Poster Presentation Australian Society for Microbiology Annual Scientific Meeting 2016

Exploring loss in E. coli culturability after combined cold and osmotic shock (#319)

Tai Gardner 1
  1. University of Tasmania, Hobart, TAS, Australia

Carcase chilling is an integral component of meat processing needed for microbial safety and quality. Microbes on the carcase surface encounter a reduction in temperature and a lowering of water activity as the carcase exterior dries from exposure to cold air blown over it. In vitro studies with STEC E. coli O157:H7 Sakai show a significant (1000-fold) decrease in culturable cell numbers when shifted to a non-lethal combination of low temperature and water activity. However cells recover viability rapidly, before losing culturability again.

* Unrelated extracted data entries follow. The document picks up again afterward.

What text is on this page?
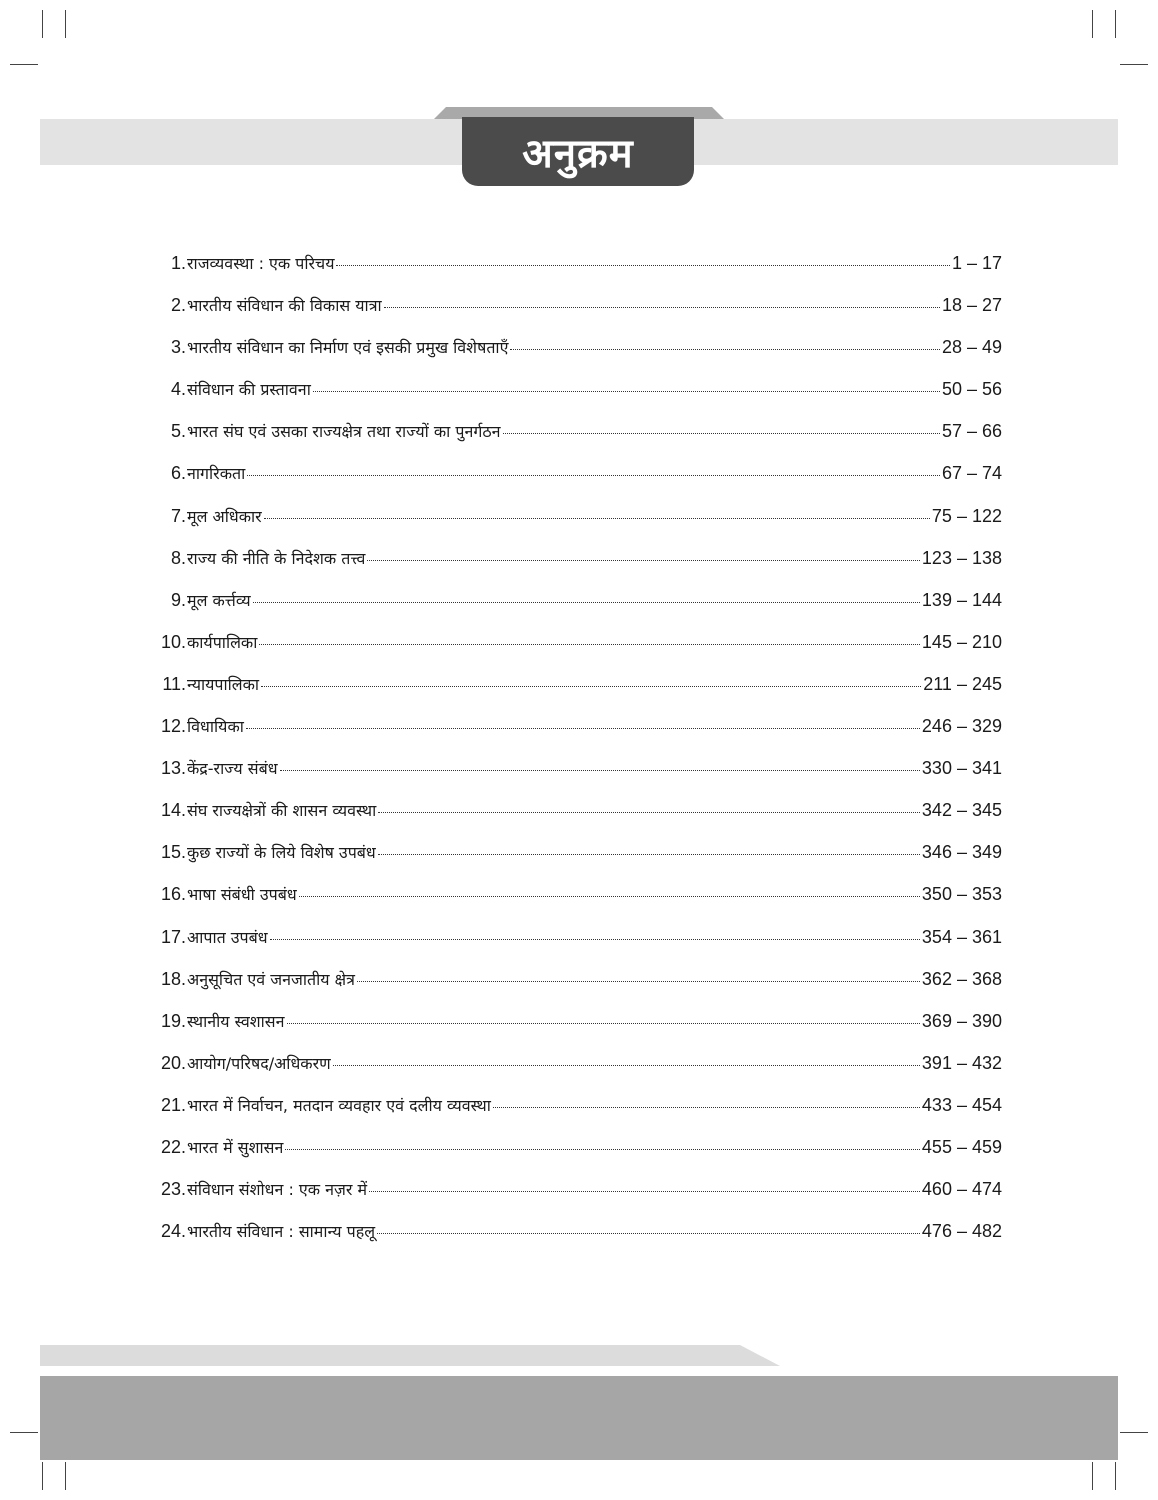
अनुक्रम
1. राजव्यवस्था : एक परिचय	1 – 17
2. भारतीय संविधान की विकास यात्रा	18 – 27
3. भारतीय संविधान का निर्माण एवं इसकी प्रमुख विशेषताएँ	28 – 49
4. संविधान की प्रस्तावना	50 – 56
5. भारत संघ एवं उसका राज्यक्षेत्र तथा राज्यों का पुनर्गठन	57 – 66
6. नागरिकता	67 – 74
7. मूल अधिकार	75 – 122
8. राज्य की नीति के निदेशक तत्त्व	123 – 138
9. मूल कर्त्तव्य	139 – 144
10. कार्यपालिका	145 – 210
11. न्यायपालिका	211 – 245
12. विधायिका	246 – 329
13. केंद्र-राज्य संबंध	330 – 341
14. संघ राज्यक्षेत्रों की शासन व्यवस्था	342 – 345
15. कुछ राज्यों के लिये विशेष उपबंध	346 – 349
16. भाषा संबंधी उपबंध	350 – 353
17. आपात उपबंध	354 – 361
18. अनुसूचित एवं जनजातीय क्षेत्र	362 – 368
19. स्थानीय स्वशासन	369 – 390
20. आयोग/परिषद/अधिकरण	391 – 432
21. भारत में निर्वाचन, मतदान व्यवहार एवं दलीय व्यवस्था	433 – 454
22. भारत में सुशासन	455 – 459
23. संविधान संशोधन : एक नज़र में	460 – 474
24. भारतीय संविधान : सामान्य पहलू	476 – 482
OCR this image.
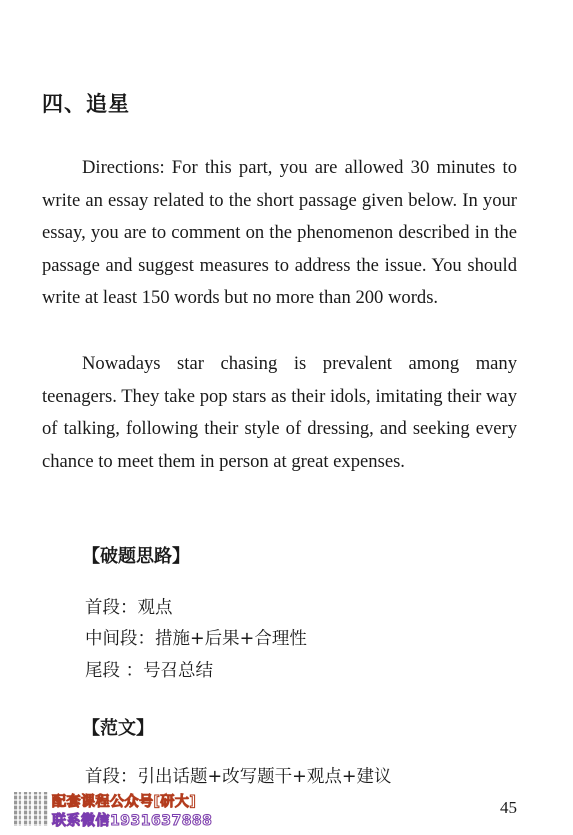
四、追星

Directions: For this part, you are allowed 30 minutes to write an essay related to the short passage given below. In your essay, you are to comment on the phenomenon described in the passage and suggest measures to address the issue. You should write at least 150 words but no more than 200 words.

Nowadays star chasing is prevalent among many teenagers. They take pop stars as their idols, imitating their way of talking, following their style of dressing, and seeking every chance to meet them in person at great expenses.

【破题思路】
首段：观点
中间段：措施+后果+合理性
尾段 ：号召总结
【范文】
首段：引出话题+改写题干+观点+建议
45
配套课程公众号[研大]
联系微信1931637888
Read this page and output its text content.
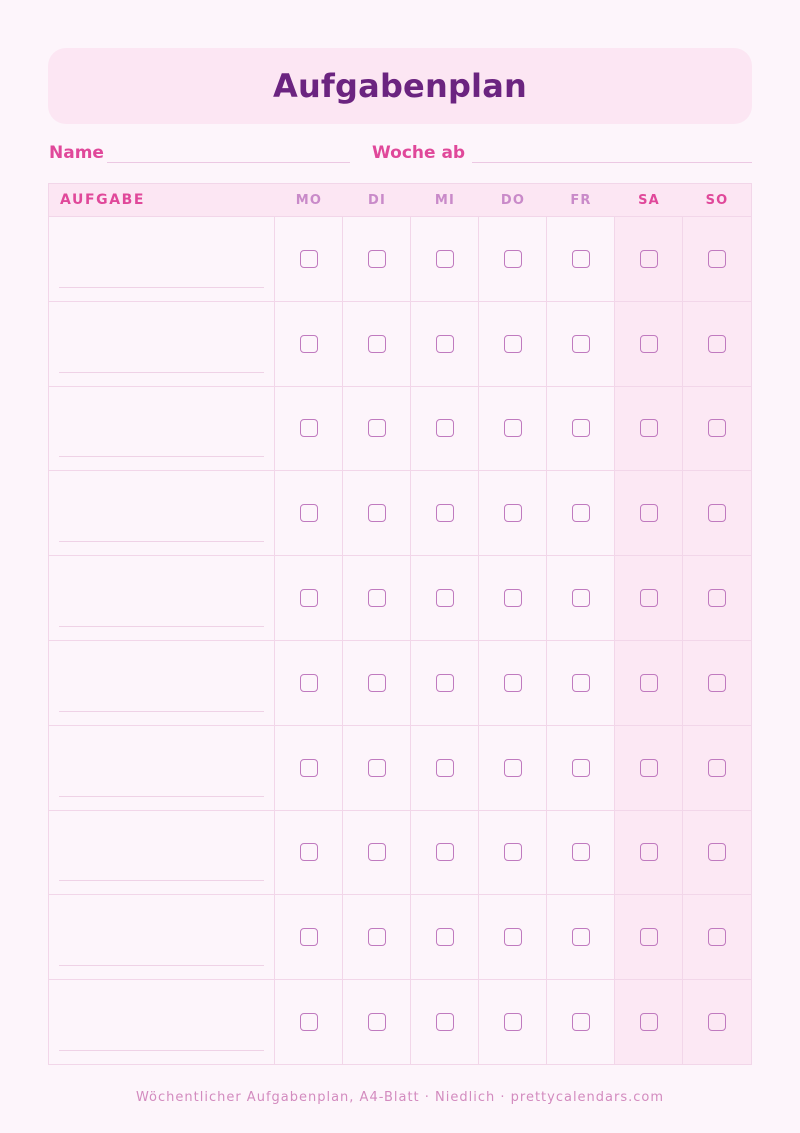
Aufgabenplan
Name	Woche ab
AUFGABE	MO	DI	MI	DO	FR	SA	SO
Wöchentlicher Aufgabenplan, A4-Blatt · Niedlich · prettycalendars.com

Eventually, the cells recover, and growth resumes at the rate expected for the conditions after an extended lag phase. While this phenomenon is being exploited for novel technologies for carcase disinfection, for acceptance of those processes and better scientific understanding is required.

 

The initial increase in cells is thought to be due to recovery of culturability, rather than growth of survivors, because the rate of increase of culturable cells is far higher than the rate at which the cells can replicate under the treatment conditions. This hypothesis was tested by reducing the treatment temperature so that cells could not replicate. Nonetheless, CFU continued to rise after the shift in growth conditions, indicating recovery of culturability of cells rather than growth.

 

It was hypothesised that damage to the cell membrane could explain the results: both cold and osmotic shock are known to cause membrane disruption. To test this, flow cytometry was used to assess several aspects of cell physiology using different stains: PI (membrane integrity), DiBAC (membrane potential) and CFDAse (cellular respiration). The data suggested membrane damage (PI and DiBAC) after the application of the shock, as well as an increase in metabolism (CFDase), suggesting that that repair of damage requires biosynthesis of new cell materials and proteins, rather than simple reorganization of existing structures and molecular systems.